The last stack trace in the above output shows syscall handling, sys_read(),
vfs_read(), and then "readahead" functions: looks like an application issued
file read has triggered read ahead. With "-P", the application can be seen
after the stack trace, in this case, "tar [15069]" for the "tar" command,
PID 15069.
The order of printed stack traces is from least to most frequent. The most
frequent in this case, the ext4_readpages() stack, was taken 113 times during
tracing.
The "[unknown]" frames are from user-level, since this simple workload is
the tar command, which apparently has been compiled without frame pointers.

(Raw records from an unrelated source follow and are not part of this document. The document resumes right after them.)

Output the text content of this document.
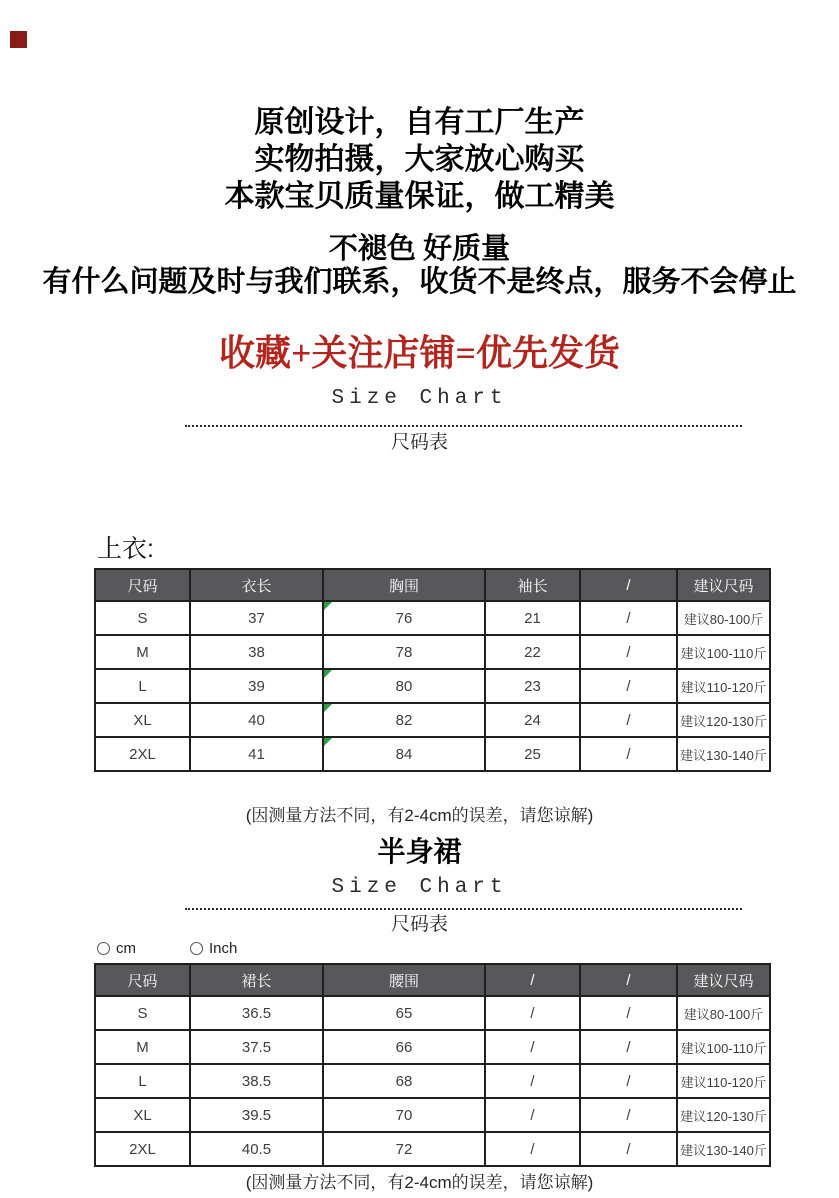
原创设计，自有工厂生产
实物拍摄，大家放心购买
本款宝贝质量保证，做工精美
不褪色 好质量
有什么问题及时与我们联系，收货不是终点，服务不会停止
收藏+关注店铺=优先发货
Size Chart
尺码表
上衣:
尺码	衣长	胸围	袖长	/	建议尺码
S	37	76	21	/	建议80-100斤
M	38	78	22	/	建议100-110斤
L	39	80	23	/	建议110-120斤
XL	40	82	24	/	建议120-130斤
2XL	41	84	25	/	建议130-140斤
(因测量方法不同，有2-4cm的误差，请您谅解)
半身裙
Size Chart
尺码表
cm	Inch
尺码	裙长	腰围	/	/	建议尺码
S	36.5	65	/	/	建议80-100斤
M	37.5	66	/	/	建议100-110斤
L	38.5	68	/	/	建议110-120斤
XL	39.5	70	/	/	建议120-130斤
2XL	40.5	72	/	/	建议130-140斤
(因测量方法不同，有2-4cm的误差，请您谅解)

It's a common compiler optimization, but it breaks frame pointer-based stack
walkers. Similar broken stacks will be seen by other profilers and debuggers
that use frame pointers. Hopefully your application preserves them so that
the user-level stack trace is visible. So how does one get frame pointers, if
your application doesn't have them to start with? For the current bcc (until
it supports other stack walkers), you need to be running an application binaries
that preserves frame pointers, eg, using gcc's -fno-omit-frame-pointer. That's
about all I'll say here: this is a big topic that is not bcc/BPF specific.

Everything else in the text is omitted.